Generally, due to the restrictions on share liquidity and investment scale, large institutional investors can only invest in companies with a market cap of 200 billion yen or more. There is also the factor of attention—according to the Tokyo Stock Exchange, in 2011 54.2% of the companies in the First Section were covered by an analyst, while only 22.7% of the companies in Mothers were. The main investors in companies that do not reach the scale required for investment by large institutional investors end up being individual investors. These individual investors must make their investment decisions based on the limited information available on the company in question, and the company then has the responsibility to explain their quarterly business trends to highly speculative individual investors.
After companies have gone public and raised funds, there are extremely limited opportunities for that company to issue shares to raise funds (one example is when changing markets). Going public ought to make it easier for companies to raise funds smoothly through the market, but when compared to the excess availability of funds for private companies, going public actually makes it more difficult to raise money.

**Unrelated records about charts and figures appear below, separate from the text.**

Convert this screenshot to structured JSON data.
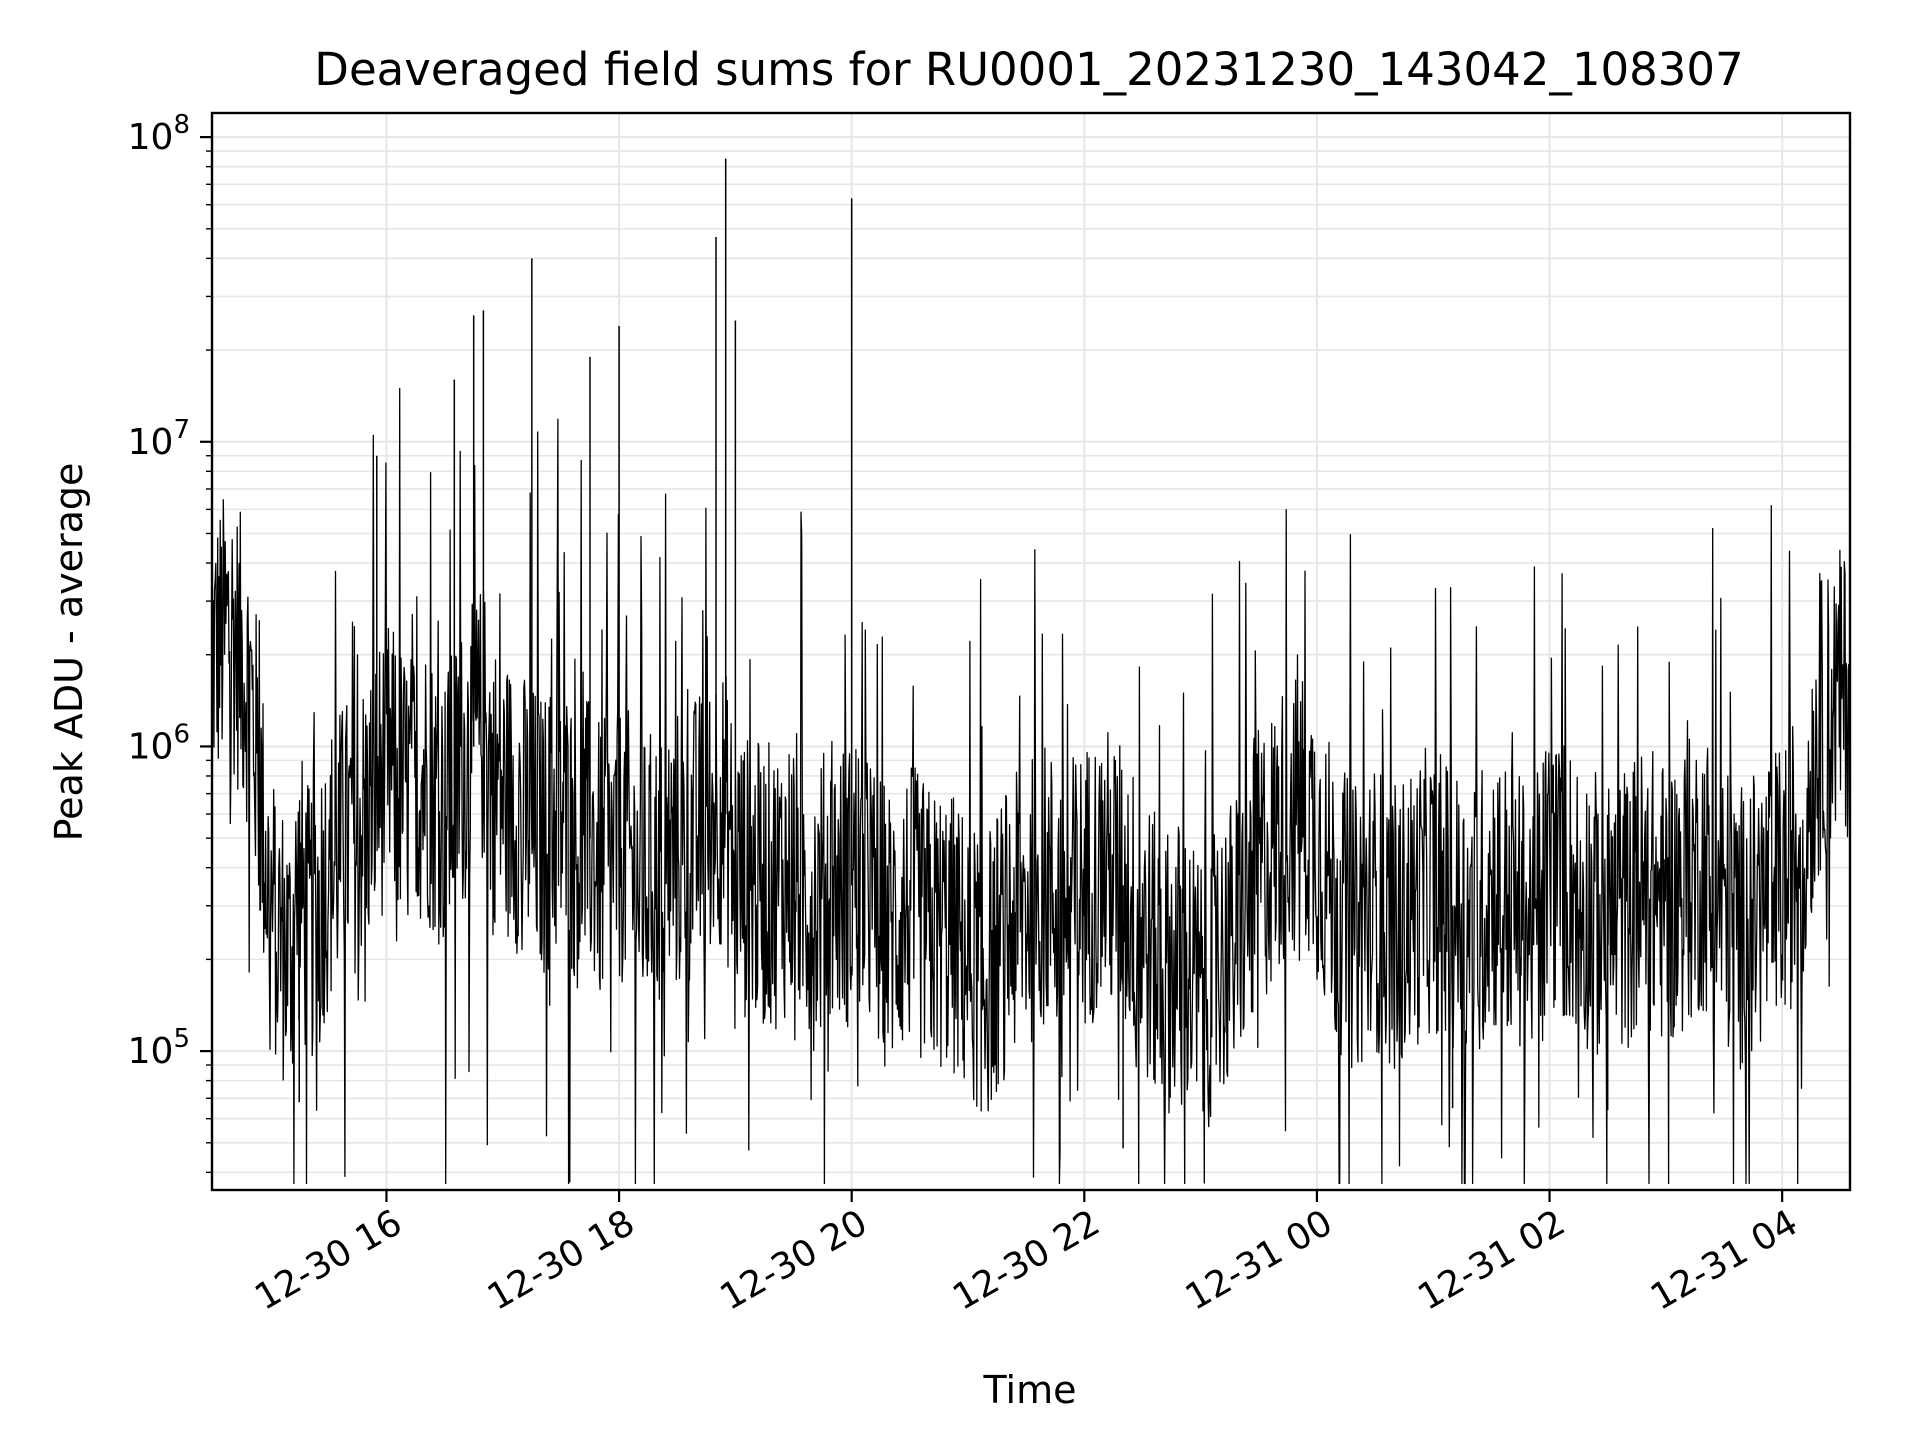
{
  "chart_data": {
    "type": "line",
    "title": "Deaveraged field sums for RU0001_20231230_143042_108307",
    "xlabel": "Time",
    "ylabel": "Peak ADU - average",
    "yscale": "log",
    "ylim": [
      35000,
      120000000
    ],
    "xlim": [
      "12-30 14:30",
      "12-31 04:35"
    ],
    "x_tick_labels": [
      "12-30 16",
      "12-30 18",
      "12-30 20",
      "12-30 22",
      "12-31 00",
      "12-31 02",
      "12-31 04"
    ],
    "y_tick_labels": [
      {
        "base": "10",
        "exp": "5"
      },
      {
        "base": "10",
        "exp": "6"
      },
      {
        "base": "10",
        "exp": "7"
      },
      {
        "base": "10",
        "exp": "8"
      }
    ],
    "grid": true,
    "line_color": "#000000",
    "grid_color": "#e6e6e6",
    "series": [
      {
        "x": [
          "12-30 14:30",
          "12-30 14:40",
          "12-30 14:50",
          "12-30 15:00",
          "12-30 15:10",
          "12-30 15:15",
          "12-30 15:20",
          "12-30 15:30",
          "12-30 15:40",
          "12-30 15:50",
          "12-30 16:00",
          "12-30 16:10",
          "12-30 16:20",
          "12-30 16:30",
          "12-30 16:40",
          "12-30 16:45",
          "12-30 16:50",
          "12-30 16:55",
          "12-30 17:00",
          "12-30 17:10",
          "12-30 17:20",
          "12-30 17:30",
          "12-30 17:40",
          "12-30 17:45",
          "12-30 17:50",
          "12-30 18:00",
          "12-30 18:02",
          "12-30 18:10",
          "12-30 18:20",
          "12-30 18:30",
          "12-30 18:40",
          "12-30 18:45",
          "12-30 18:50",
          "12-30 18:55",
          "12-30 19:00",
          "12-30 19:10",
          "12-30 19:20",
          "12-30 19:30",
          "12-30 19:40",
          "12-30 19:50",
          "12-30 20:00",
          "12-30 20:02",
          "12-30 20:10",
          "12-30 20:20",
          "12-30 20:30",
          "12-30 20:40",
          "12-30 20:50",
          "12-30 21:00",
          "12-30 21:10",
          "12-30 21:20",
          "12-30 21:30",
          "12-30 21:40",
          "12-30 21:50",
          "12-30 22:00",
          "12-30 22:10",
          "12-30 22:20",
          "12-30 22:30",
          "12-30 22:40",
          "12-30 22:50",
          "12-30 23:00",
          "12-30 23:10",
          "12-30 23:20",
          "12-30 23:30",
          "12-30 23:40",
          "12-30 23:50",
          "12-31 00:00",
          "12-31 00:10",
          "12-31 00:20",
          "12-31 00:30",
          "12-31 00:40",
          "12-31 00:50",
          "12-31 01:00",
          "12-31 01:10",
          "12-31 01:20",
          "12-31 01:30",
          "12-31 01:40",
          "12-31 01:50",
          "12-31 02:00",
          "12-31 02:10",
          "12-31 02:20",
          "12-31 02:30",
          "12-31 02:40",
          "12-31 02:50",
          "12-31 03:00",
          "12-31 03:10",
          "12-31 03:20",
          "12-31 03:30",
          "12-31 03:40",
          "12-31 03:50",
          "12-31 04:00",
          "12-31 04:10",
          "12-31 04:20",
          "12-31 04:30"
        ],
        "y": [
          2000000,
          2500000,
          1500000,
          300000,
          200000,
          350000,
          250000,
          400000,
          500000,
          600000,
          900000,
          700000,
          800000,
          600000,
          900000,
          1000000,
          1200000,
          800000,
          700000,
          600000,
          500000,
          600000,
          450000,
          500000,
          400000,
          450000,
          500000,
          350000,
          400000,
          450000,
          500000,
          550000,
          700000,
          600000,
          400000,
          350000,
          350000,
          400000,
          300000,
          350000,
          350000,
          400000,
          300000,
          250000,
          300000,
          250000,
          250000,
          200000,
          180000,
          250000,
          300000,
          350000,
          300000,
          350000,
          400000,
          350000,
          250000,
          180000,
          200000,
          150000,
          200000,
          250000,
          400000,
          500000,
          700000,
          500000,
          300000,
          250000,
          300000,
          250000,
          300000,
          350000,
          300000,
          250000,
          350000,
          300000,
          250000,
          400000,
          350000,
          300000,
          250000,
          300000,
          350000,
          300000,
          350000,
          400000,
          300000,
          250000,
          300000,
          350000,
          500000,
          1200000,
          1500000
        ]
      }
    ],
    "spikes": [
      {
        "x": "12-30 15:55",
        "y": 9000000
      },
      {
        "x": "12-30 16:35",
        "y": 16000000
      },
      {
        "x": "12-30 16:45",
        "y": 26000000
      },
      {
        "x": "12-30 16:50",
        "y": 27000000
      },
      {
        "x": "12-30 17:15",
        "y": 40000000
      },
      {
        "x": "12-30 17:45",
        "y": 19000000
      },
      {
        "x": "12-30 18:00",
        "y": 24000000
      },
      {
        "x": "12-30 18:50",
        "y": 47000000
      },
      {
        "x": "12-30 18:55",
        "y": 85000000
      },
      {
        "x": "12-30 19:00",
        "y": 25000000
      },
      {
        "x": "12-30 20:00",
        "y": 63000000
      },
      {
        "x": "12-30 22:20",
        "y": 48000
      },
      {
        "x": "12-30 15:15",
        "y": 68000
      },
      {
        "x": "12-31 01:10",
        "y": 65000
      },
      {
        "x": "12-31 02:30",
        "y": 64000
      }
    ]
  }
}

By going public, post-IPO companies must bear the new responsibility of communicating with the capital markets, and they must also manage with less outside support than they previously enjoyed. That is no easy task.
Post-IPO Startups Will Create New Industries
Paul Graham, one of the founders of Y Combinator, said that “a startup is a company designed to grow fast.” (Link) According to Graham, whether a company was newly founded, works on technology, takes venture funding, or had some sort of “exit” is not relevant to being a startup. What is essential is growth.
If we accept Graham’s definition, that means that whether a company has gone public or not is not relevant to determining if it is a “startup.”
For startup stakeholders, the IPO is without question a major milestone. But at the same time, an IPO is simply an opportunity for a company to more broadly seek capital from the market to achieve further growth. Companies that truly seek to grow and expand their impact on society after the IPO are startups, and that includes of course freshly listed companies, but also long established companies as well.
This all makes me wonder. Would it be possible to further the development of the Japanese startup ecosystem by energizing the After Market? Would it be possible to create a system that helps emerging companies that often suffer for lack of available information in their dialogue with stock markets? Would it be possible to create a forum to share insights for managing companies after the IPO? All of these thoughts lead to the birth of Signifiant Style.
I myself have been involved in the management of a company listed on Mothers, and faced the incredibly challenging task of driving a company that was in stagnation into growth. I have also experienced the frustration of trying to share information about my company through the media, only to have that information not conveyed in the way I intended. Signifiant Style aims to try to help in solving these types of problems.
At Signifiant Style, we call companies that are trying to actively drive growth after going public the “Post-IPO Startups.”
The development of Post-IPO Startups is indispensable to the further growth of the startup ecosystem in Japan, and for the further evolution of Japanese industries.
Nothing would make us happier than to see Signifiant Style initiatives help Post-IPO Startups achieve further growth towards their next stage.